GFMC MEETINGS CALENDAR 2018
ThinkForest Event on the Role of Bioeconomy in Controlling Forest Fires
Preparing for the Future of Wildland Fire
29 May 2018, Madrid, Spain
Forest fires have become an increasingly important environmental and economic global challenge. In southern Europe, the cumulative effects of global warming, fire-prone landscapes, changes in urbanisation patterns, as well as the lack of perceived value of forests for local populations, create the favourable conditions for catastrophic forest fires. The cost of fire mitigation and control amounts to several billion euros each year, as well as jeopardizes forest policy implementation in Southern Europe.

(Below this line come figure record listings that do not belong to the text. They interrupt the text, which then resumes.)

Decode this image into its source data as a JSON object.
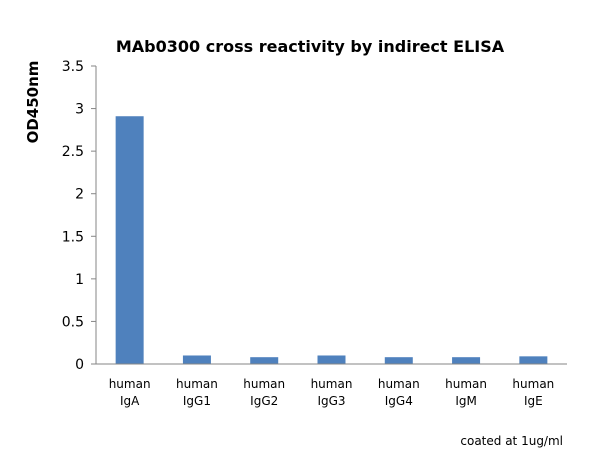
{
  "chart_data": {
    "type": "bar",
    "title": "MAb0300 cross reactivity by indirect ELISA",
    "xlabel": "",
    "ylabel": "OD450nm",
    "categories": [
      [
        "human",
        "IgA"
      ],
      [
        "human",
        "IgG1"
      ],
      [
        "human",
        "IgG2"
      ],
      [
        "human",
        "IgG3"
      ],
      [
        "human",
        "IgG4"
      ],
      [
        "human",
        "IgM"
      ],
      [
        "human",
        "IgE"
      ]
    ],
    "values": [
      2.91,
      0.1,
      0.08,
      0.1,
      0.08,
      0.08,
      0.09
    ],
    "ylim": [
      0,
      3.5
    ],
    "yticks": [
      "0",
      "0.5",
      "1",
      "1.5",
      "2",
      "2.5",
      "3",
      "3.5"
    ],
    "grid": false,
    "legend": "none",
    "bar_color": "#4f81bd",
    "axis_color": "#868686"
  },
  "note": "coated at 1ug/ml"
}
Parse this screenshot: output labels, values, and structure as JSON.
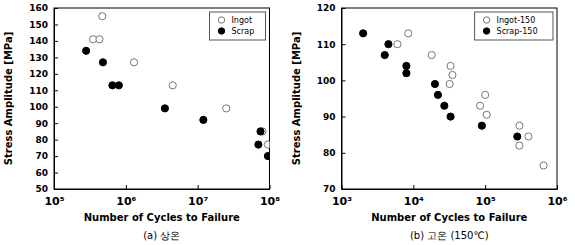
{
  "chart_data": [
    {
      "type": "scatter",
      "title": "(a) 상온",
      "x_label": "Number of Cycles to Failure",
      "y_label": "Stress Amplitude [MPa]",
      "log": "x",
      "legend": "upper right",
      "xlim": [
        100000,
        100000000
      ],
      "xticks": [
        {
          "value": 100000,
          "label": "10⁵"
        },
        {
          "value": 1000000,
          "label": "10⁶"
        },
        {
          "value": 10000000,
          "label": "10⁷"
        },
        {
          "value": 100000000,
          "label": "10⁸"
        }
      ],
      "ylim": [
        50,
        160
      ],
      "yticks": [
        50,
        60,
        70,
        80,
        90,
        100,
        110,
        120,
        130,
        140,
        150,
        160
      ],
      "series": [
        {
          "name": "Ingot",
          "color": "#000000",
          "marker": "open-circle",
          "x": [
            350000,
            430000,
            470000,
            1300000,
            4500000,
            25000000,
            80000000,
            95000000
          ],
          "values": [
            141,
            141,
            155,
            127,
            113,
            99,
            85,
            77
          ]
        },
        {
          "name": "Scrap",
          "color": "#000000",
          "marker": "filled-circle",
          "x": [
            280000,
            480000,
            650000,
            800000,
            3500000,
            12000000,
            75000000,
            70000000,
            95000000
          ],
          "values": [
            134,
            127,
            113,
            113,
            99,
            92,
            85,
            77,
            70
          ]
        }
      ]
    },
    {
      "type": "scatter",
      "title": "(b) 고온 (150℃)",
      "x_label": "Number of Cycles to Failure",
      "y_label": "Stress Amplitude [MPa]",
      "log": "x",
      "legend": "upper right",
      "xlim": [
        1000,
        1000000
      ],
      "xticks": [
        {
          "value": 1000,
          "label": "10³"
        },
        {
          "value": 10000,
          "label": "10⁴"
        },
        {
          "value": 100000,
          "label": "10⁵"
        },
        {
          "value": 1000000,
          "label": "10⁶"
        }
      ],
      "ylim": [
        70,
        120
      ],
      "yticks": [
        70,
        80,
        90,
        100,
        110,
        120
      ],
      "series": [
        {
          "name": "Ingot-150",
          "color": "#000000",
          "marker": "open-circle",
          "x": [
            6000,
            8500,
            18000,
            33000,
            35000,
            32000,
            85000,
            100000,
            105000,
            300000,
            300000,
            400000,
            650000
          ],
          "values": [
            110,
            113,
            107,
            104,
            101.5,
            99,
            93,
            96,
            90.5,
            87.5,
            82,
            84.5,
            76.5
          ]
        },
        {
          "name": "Scrap-150",
          "color": "#000000",
          "marker": "filled-circle",
          "x": [
            2000,
            4000,
            4500,
            8000,
            8000,
            20000,
            22000,
            27000,
            33000,
            90000,
            280000
          ],
          "values": [
            113,
            107,
            110,
            102,
            104,
            99,
            96,
            93,
            90,
            87.5,
            84.5
          ]
        }
      ]
    }
  ]
}
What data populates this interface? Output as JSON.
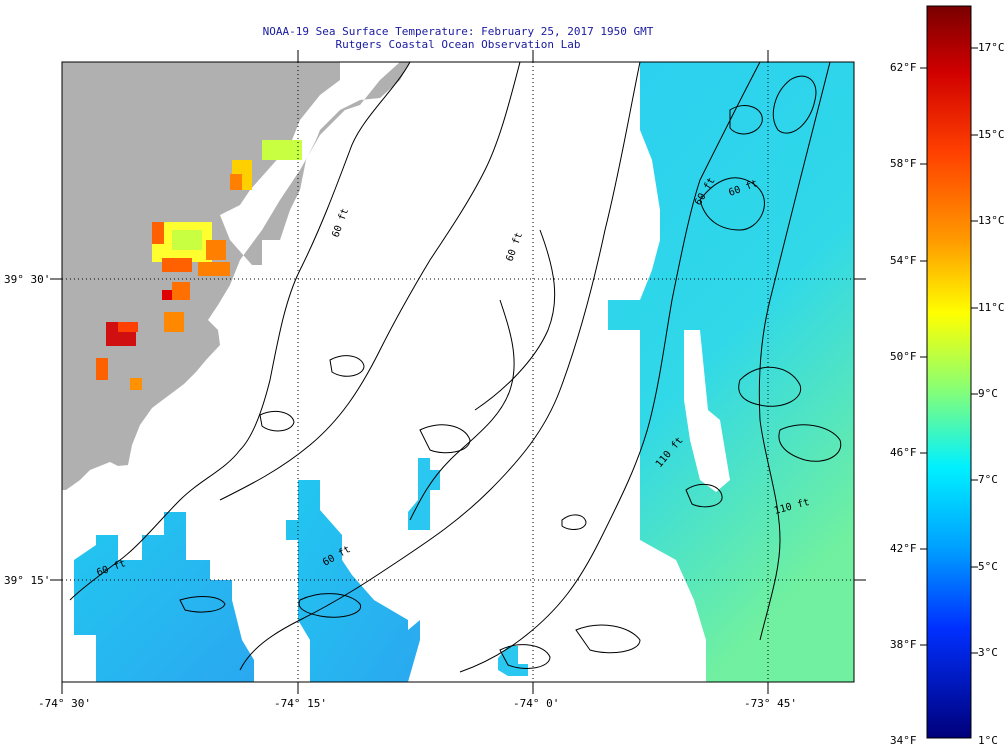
{
  "header": {
    "line1": "NOAA-19 Sea Surface Temperature:  February 25, 2017 1950 GMT",
    "line2": "Rutgers Coastal Ocean Observation Lab"
  },
  "map": {
    "x_labels": [
      "-74° 30'",
      "-74° 15'",
      "-74° 0'",
      "-73° 45'"
    ],
    "y_labels": [
      "39° 30'",
      "39° 15'"
    ],
    "contour_labels": [
      "60 ft",
      "110 ft",
      "60 ft",
      "110 ft",
      "60 ft",
      "60 ft",
      "60 ft",
      "60 ft"
    ],
    "land_color": "#b0b0b0",
    "cloud_color": "#ffffff"
  },
  "colorbar": {
    "fahrenheit": [
      "62°F",
      "58°F",
      "54°F",
      "50°F",
      "46°F",
      "42°F",
      "38°F",
      "34°F"
    ],
    "celsius": [
      "17°C",
      "15°C",
      "13°C",
      "11°C",
      "9°C",
      "7°C",
      "5°C",
      "3°C",
      "1°C"
    ],
    "colors": [
      "#800000",
      "#ff0000",
      "#ff8000",
      "#ffff00",
      "#80ff80",
      "#00ffff",
      "#0080ff",
      "#0000ff",
      "#000080"
    ]
  }
}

Currently, most of the forest fire funding, e.g. in the national budgets and EU CAP, is going to fire distinguishing, restoration and afforestation after fires have destroyed forests. However, in recent years, science has advocated for a new vision to address the root causes of forest fires, and put forward long-term cost-effective strategies and measures. These include e.g. shifting the focus towards enhancing the resilience of forests to climate change and enhance resource management to reduce fuel loads in forests. This change can be supported by creating and enhancing the incomes and employment that forest can generate, such as through producing wood products and bioenergy, non-wood products, agroforestry and ecosystem services.
This ThinkForest event helps to provide a better science-policy understanding of the problem of forest fires, as well as discusses the opportunities that forest bioeconomy and new policy incentives and measures, for example, under CAP, could offer.